Tous ceux à qui j’ai parlé à Susya ont noté une forte augmentation de la violence des colons après le 7 octobre.

“Les attaques ont augmenté contre le village en général et ont été plus violentes qu’auparavant. Ils nous attaquent la nuit et le jour”, affirme al-Harini.

“Des colons en uniformes militaires viennent au milieu de la nuit pour fouiller et vandaliser les maisons. Ils ont coupé les conduites d’eau reliant le puits d’eau à l’intérieur de la maison. Ils nous ont empêchés de labourer notre terre ou même de la faire paître.”

  • Des données de l’ONG Armed Conflict and Location Event Data confirment les expériences des villageois. Le nombre d’incidents violents en Cisjordanie impliquant des colons a doublé au quatrième trimestre de 2023 par rapport au trimestre précédent, et le nombre d’attaques à l’arme à feu a été multiplié par sept.
  • “La situation … est insupportable. La violence a atteint des niveaux que nous n’avons jamais connus auparavant”, déclare Yasmeen el-Hasan, coordinatrice de l’Union des comités de travail agricole, une organisation de base à Ramallah aidant les agriculteurs palestiniens.

Discussion sur l’avenir

“Je ne peux pas exprimer ce que je ressentais à l’intérieur de moi cette nuit-là”, confie al-Harini. “Quand je les ai vus emmener Khalil vers la voiture, qui appartenait à des colons, j’ai eu très peur, je pensais qu’ils pouvaient le tuer.”

Après que Khalil a été déposé près de as-Samu, il a appelé sa famille pour qu’elle vienne le chercher. “Ils m’ont bandé les yeux avant de me conduire à une base militaire pour m’interroger”, raconte Khalil.

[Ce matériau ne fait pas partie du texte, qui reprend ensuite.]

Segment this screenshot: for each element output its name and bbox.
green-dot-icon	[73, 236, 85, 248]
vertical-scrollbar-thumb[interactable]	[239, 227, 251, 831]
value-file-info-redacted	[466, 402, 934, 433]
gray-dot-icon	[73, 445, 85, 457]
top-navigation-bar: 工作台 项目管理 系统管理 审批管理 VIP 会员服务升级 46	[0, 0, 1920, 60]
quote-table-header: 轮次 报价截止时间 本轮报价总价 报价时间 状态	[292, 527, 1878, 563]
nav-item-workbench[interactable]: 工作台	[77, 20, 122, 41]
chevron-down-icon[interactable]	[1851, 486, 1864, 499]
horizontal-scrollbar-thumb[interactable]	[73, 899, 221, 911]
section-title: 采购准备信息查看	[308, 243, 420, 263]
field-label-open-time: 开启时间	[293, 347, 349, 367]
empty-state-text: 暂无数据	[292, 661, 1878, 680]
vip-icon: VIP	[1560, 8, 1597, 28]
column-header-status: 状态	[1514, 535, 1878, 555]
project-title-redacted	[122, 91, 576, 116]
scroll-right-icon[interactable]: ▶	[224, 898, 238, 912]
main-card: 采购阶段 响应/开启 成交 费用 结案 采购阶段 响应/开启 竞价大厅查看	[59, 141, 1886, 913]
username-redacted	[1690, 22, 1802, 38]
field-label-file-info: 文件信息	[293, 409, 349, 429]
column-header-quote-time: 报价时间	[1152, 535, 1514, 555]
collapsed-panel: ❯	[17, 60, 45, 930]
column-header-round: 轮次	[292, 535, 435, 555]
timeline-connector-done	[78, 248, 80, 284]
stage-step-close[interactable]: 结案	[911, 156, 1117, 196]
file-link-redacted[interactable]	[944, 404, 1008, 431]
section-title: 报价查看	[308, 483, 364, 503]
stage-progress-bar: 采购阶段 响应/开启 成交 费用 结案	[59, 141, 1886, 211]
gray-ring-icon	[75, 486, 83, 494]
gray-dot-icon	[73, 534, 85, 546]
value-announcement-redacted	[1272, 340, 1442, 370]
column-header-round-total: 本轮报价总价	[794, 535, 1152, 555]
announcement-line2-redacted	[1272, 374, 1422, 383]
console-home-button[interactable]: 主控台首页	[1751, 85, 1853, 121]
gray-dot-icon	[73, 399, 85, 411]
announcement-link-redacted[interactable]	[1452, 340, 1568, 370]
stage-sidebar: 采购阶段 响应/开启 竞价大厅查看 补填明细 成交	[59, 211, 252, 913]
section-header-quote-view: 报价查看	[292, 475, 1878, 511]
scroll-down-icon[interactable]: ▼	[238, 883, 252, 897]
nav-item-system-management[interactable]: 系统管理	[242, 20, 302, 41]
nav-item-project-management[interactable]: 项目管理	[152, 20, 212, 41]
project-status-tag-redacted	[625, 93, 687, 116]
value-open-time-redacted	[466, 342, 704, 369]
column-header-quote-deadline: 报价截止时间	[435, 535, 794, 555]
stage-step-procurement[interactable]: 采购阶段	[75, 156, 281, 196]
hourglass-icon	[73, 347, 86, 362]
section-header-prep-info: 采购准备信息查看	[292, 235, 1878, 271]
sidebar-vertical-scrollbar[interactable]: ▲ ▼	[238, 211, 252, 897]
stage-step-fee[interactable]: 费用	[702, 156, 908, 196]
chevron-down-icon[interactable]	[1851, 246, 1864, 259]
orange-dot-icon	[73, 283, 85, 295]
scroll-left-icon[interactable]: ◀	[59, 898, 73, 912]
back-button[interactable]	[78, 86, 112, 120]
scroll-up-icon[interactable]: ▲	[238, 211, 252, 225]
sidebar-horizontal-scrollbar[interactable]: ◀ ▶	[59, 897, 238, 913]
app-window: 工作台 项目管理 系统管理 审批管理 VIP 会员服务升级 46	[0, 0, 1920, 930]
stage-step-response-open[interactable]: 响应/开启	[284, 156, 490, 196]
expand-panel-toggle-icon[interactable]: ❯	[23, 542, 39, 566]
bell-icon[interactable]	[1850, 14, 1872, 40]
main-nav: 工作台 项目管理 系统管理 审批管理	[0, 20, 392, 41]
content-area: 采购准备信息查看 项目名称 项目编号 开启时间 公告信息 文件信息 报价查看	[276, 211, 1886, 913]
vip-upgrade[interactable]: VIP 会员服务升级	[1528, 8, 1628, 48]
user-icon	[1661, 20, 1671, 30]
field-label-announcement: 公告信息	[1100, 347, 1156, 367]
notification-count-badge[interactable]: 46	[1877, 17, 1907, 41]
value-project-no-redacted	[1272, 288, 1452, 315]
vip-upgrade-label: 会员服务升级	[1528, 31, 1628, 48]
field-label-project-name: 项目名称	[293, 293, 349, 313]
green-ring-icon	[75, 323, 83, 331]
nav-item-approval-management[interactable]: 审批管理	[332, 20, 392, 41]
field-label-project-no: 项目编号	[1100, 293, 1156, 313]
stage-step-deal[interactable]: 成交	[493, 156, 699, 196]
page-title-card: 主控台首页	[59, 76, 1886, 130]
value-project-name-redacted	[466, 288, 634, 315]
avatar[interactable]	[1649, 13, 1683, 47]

“Un des soldats a dit : ‘Regarde mon visage et sache bien. Si tu retournes à cette terre, tu verras quelque chose que tu n’aimeras pas.’”

Khalil est ensuite rentré chez lui, mais la peur d’al-Harini pour son petit-fils demeure. “Je pense à ce qu’il pourrait advenir de lui. Il est encore un enfant, à peine 15 ans. Je m’attendais à ne jamais le revoir, surtout compte tenu des circonstances que nous vivons.”

Face à cela, Hakimeh, la grand-mère de Khalil, s’exprime : “C’est ma terre. Je ne partirai jamais, peu importe ce qui arrive. J’ai un droit et je suis la propriétaire de cette terre. Je ne céderai pas un pouce de terre de ma propriété.”